[TIP] figleaf tests
Ondrej Certik
ondrej at certik.cz
Mon Jun 23 23:32:19 PDT 2008
On Tue, Jun 24, 2008 at 4:26 AM, C. Titus Brown <ctb at msu.edu> wrote:
> On Mon, Jun 23, 2008 at 09:37:41PM -0400, Ned Batchelder wrote:
> -> I've been down these paths too, and I completely understand Titus' wariness.
> ->
> -> I think the stdlib module trace.py has the right idea: rather than
> -> analyze the code at all, simply compile it, and look at the table of
> -> line numbers in the code object. This is by definition the set of lines
> -> that sys.settrace can return, and is very simple to read. It has the
> -> advantage that as the compiler changes from version to version, changing
> -> the lines that can be returned, trace.py is immune to the changes.
>
> Hmm, I didn't realize that the table of line numbers in the code object
> is the set of lines that can be returned by sys.settrace!

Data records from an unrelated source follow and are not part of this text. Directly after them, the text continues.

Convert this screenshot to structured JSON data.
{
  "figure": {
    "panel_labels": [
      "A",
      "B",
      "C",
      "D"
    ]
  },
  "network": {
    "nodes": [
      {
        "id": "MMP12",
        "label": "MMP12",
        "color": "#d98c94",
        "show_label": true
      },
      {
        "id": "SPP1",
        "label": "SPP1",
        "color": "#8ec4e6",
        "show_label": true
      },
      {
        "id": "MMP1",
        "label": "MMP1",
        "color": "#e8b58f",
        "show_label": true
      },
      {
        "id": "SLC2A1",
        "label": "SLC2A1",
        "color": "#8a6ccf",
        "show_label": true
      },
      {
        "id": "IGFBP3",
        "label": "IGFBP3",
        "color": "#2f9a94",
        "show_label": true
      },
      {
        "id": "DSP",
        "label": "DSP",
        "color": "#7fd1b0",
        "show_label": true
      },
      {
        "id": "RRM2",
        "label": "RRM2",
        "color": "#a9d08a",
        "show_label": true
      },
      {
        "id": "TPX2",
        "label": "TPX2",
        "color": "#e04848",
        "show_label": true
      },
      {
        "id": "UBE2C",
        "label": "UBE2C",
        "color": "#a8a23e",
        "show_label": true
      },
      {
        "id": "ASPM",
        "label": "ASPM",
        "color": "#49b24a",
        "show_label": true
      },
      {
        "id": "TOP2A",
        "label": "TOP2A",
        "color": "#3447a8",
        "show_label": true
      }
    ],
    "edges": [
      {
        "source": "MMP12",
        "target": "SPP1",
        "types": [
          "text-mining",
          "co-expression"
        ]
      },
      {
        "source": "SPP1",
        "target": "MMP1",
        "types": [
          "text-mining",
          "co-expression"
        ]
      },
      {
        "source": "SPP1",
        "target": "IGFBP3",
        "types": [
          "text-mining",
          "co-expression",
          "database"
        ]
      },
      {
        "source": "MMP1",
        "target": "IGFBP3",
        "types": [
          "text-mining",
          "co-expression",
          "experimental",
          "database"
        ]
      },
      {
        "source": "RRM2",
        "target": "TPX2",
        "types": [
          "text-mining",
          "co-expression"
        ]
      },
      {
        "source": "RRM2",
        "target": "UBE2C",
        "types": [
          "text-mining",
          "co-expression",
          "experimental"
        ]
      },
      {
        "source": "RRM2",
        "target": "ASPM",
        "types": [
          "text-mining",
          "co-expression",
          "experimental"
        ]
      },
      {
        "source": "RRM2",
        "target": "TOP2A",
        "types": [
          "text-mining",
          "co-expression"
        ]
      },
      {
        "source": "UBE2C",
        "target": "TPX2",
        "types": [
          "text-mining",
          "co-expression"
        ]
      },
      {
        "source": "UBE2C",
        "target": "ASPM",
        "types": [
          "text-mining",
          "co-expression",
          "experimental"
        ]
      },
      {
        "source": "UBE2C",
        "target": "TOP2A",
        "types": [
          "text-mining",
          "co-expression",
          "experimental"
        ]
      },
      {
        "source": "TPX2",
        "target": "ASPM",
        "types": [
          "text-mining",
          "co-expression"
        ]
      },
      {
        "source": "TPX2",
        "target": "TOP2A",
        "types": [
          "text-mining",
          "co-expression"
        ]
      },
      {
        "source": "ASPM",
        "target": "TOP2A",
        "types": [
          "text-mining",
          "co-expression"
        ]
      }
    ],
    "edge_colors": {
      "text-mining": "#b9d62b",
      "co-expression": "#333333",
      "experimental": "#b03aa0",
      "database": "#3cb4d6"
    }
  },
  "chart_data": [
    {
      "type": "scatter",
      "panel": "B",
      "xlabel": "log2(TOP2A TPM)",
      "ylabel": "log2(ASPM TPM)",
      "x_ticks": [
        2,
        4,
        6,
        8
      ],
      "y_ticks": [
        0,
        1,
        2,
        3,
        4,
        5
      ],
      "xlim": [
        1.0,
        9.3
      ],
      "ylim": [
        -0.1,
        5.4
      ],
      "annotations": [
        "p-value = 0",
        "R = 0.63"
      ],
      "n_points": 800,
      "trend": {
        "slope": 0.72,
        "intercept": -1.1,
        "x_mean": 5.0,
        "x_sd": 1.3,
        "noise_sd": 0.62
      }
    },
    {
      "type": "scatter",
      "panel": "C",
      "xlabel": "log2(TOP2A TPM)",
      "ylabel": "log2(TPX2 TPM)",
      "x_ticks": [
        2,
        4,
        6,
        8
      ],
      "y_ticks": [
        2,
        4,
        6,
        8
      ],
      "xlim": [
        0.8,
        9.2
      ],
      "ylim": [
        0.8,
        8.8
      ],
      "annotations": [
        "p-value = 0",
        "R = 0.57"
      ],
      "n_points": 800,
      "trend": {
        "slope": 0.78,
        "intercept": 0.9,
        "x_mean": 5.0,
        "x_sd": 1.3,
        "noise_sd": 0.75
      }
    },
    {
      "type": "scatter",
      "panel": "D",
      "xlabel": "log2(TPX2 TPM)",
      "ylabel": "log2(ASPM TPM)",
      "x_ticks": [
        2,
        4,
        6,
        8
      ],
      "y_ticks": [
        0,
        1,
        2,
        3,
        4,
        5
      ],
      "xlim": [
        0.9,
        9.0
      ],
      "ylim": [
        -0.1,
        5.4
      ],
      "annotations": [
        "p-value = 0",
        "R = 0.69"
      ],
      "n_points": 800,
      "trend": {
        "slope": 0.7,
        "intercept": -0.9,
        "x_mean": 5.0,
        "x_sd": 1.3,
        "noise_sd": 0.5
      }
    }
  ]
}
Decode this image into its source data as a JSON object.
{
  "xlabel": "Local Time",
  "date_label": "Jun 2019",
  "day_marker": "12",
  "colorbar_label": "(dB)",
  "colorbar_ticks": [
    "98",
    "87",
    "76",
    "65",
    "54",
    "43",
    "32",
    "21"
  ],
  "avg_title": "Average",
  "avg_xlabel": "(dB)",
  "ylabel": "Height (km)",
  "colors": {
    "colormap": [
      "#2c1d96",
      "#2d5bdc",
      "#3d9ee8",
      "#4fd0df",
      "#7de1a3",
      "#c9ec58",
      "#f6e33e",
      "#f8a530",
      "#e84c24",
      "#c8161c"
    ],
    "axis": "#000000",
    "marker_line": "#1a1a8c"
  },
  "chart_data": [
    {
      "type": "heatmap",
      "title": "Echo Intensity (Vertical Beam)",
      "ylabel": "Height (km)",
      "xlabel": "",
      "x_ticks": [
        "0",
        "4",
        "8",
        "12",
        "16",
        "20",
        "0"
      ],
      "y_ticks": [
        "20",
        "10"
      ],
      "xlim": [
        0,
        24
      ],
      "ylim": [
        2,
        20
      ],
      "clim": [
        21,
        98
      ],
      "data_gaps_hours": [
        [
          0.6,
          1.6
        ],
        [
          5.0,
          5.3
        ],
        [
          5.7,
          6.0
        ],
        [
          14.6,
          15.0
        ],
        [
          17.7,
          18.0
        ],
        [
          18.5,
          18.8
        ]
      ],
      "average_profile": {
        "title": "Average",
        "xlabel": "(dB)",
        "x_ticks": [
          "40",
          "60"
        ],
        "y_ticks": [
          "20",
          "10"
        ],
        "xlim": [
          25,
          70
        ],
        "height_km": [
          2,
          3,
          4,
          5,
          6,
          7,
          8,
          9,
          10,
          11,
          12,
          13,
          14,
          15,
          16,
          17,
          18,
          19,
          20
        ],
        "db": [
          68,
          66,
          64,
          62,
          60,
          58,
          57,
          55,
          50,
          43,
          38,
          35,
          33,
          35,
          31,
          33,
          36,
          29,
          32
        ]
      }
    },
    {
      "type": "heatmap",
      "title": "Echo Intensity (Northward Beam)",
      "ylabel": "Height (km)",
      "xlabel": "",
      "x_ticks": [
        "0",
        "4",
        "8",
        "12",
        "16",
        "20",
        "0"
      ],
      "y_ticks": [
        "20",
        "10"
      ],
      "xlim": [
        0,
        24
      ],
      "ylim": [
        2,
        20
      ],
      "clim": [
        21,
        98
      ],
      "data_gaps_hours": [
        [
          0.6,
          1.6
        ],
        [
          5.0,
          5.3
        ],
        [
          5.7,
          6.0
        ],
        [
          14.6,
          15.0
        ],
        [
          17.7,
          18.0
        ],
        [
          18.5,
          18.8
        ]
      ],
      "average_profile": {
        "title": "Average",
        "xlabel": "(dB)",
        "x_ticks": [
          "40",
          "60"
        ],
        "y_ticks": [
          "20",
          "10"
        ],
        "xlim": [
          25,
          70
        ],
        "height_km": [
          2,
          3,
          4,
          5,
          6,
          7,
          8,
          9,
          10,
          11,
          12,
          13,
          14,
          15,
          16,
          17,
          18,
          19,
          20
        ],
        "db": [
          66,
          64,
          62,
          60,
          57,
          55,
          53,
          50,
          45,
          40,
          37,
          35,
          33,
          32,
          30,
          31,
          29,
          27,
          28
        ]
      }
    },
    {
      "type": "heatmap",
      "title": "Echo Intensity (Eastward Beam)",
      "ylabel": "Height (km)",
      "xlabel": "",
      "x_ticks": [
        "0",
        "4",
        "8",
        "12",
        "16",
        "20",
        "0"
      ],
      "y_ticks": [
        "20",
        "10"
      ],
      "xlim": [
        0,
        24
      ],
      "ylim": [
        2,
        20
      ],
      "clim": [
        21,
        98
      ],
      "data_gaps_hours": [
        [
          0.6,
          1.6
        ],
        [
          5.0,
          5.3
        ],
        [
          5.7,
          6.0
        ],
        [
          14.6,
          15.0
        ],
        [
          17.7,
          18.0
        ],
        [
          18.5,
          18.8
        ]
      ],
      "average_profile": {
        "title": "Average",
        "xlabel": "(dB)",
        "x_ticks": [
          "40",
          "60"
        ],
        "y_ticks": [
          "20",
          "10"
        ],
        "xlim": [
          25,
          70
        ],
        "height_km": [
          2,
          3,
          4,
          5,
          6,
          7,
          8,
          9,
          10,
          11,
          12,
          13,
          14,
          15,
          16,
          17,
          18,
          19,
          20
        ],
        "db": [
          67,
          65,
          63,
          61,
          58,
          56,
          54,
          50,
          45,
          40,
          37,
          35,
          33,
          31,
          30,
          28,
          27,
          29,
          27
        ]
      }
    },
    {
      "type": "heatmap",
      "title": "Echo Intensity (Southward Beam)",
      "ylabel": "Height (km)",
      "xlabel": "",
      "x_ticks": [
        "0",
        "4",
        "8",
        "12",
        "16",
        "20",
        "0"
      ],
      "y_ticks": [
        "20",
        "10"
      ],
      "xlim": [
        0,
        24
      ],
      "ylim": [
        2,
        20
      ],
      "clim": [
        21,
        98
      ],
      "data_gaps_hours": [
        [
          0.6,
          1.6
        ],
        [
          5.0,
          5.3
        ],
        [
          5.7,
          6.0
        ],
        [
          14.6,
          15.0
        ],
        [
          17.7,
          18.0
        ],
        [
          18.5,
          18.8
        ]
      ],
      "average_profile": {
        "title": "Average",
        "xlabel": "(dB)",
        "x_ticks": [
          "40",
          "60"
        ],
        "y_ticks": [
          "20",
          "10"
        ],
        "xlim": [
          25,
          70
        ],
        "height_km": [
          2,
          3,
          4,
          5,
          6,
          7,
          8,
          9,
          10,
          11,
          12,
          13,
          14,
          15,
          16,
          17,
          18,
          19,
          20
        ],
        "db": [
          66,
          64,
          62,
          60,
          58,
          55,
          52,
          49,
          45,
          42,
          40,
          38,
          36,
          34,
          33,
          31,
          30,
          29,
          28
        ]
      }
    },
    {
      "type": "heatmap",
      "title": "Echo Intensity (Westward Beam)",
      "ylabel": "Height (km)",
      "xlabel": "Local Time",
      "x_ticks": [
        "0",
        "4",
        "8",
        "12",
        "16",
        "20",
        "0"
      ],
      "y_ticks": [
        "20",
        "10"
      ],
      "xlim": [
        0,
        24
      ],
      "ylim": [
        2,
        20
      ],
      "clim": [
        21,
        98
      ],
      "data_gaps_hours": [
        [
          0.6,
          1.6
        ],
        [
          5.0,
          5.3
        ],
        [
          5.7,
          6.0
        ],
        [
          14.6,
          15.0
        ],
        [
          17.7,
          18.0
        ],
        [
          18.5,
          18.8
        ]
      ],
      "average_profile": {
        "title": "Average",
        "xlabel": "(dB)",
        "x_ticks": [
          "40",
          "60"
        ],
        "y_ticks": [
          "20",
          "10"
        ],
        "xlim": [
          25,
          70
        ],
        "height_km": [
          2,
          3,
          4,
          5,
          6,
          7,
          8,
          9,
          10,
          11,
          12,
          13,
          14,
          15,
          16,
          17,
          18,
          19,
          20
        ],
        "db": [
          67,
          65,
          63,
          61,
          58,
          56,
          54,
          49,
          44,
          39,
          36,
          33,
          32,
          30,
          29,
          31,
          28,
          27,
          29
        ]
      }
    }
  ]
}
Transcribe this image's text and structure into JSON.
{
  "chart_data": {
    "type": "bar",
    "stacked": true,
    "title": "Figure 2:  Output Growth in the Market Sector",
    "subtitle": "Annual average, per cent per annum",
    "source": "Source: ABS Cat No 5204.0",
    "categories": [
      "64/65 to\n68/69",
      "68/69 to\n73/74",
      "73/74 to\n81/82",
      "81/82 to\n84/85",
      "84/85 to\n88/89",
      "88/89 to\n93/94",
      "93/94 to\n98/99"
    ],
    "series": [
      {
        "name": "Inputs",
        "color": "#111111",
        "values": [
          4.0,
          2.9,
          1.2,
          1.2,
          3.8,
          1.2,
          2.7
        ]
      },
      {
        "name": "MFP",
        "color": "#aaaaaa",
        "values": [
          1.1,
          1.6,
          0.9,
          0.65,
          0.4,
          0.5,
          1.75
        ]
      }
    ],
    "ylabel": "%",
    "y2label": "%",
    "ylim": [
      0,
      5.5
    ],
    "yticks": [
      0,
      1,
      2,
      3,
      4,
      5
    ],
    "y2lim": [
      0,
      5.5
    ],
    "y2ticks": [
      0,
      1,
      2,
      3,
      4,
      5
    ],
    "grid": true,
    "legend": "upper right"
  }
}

That makes my
> life *much* easier, thanks!
>
> -> For more exotic ideas along these lines, you can lie about line numbers:
> -> http://nedbatchelder.com/blog/200804/wicked_hack_python_bytecode_tracing.html
>
> Ummm... :)
Wow, I didn't know that, thanks Ned!
I was just playing with:
http://docs.python.org/lib/module-dis.html
and it really works and produce the correct line numbers. :)
So now we just need to adapt your line hack example from:
http://nedbatchelder.com/blog/200804/wicked_hack_python_bytecode_tracing.html
and that should be it.
I am also actually flying soon, but I'll try to hack on it in the plane.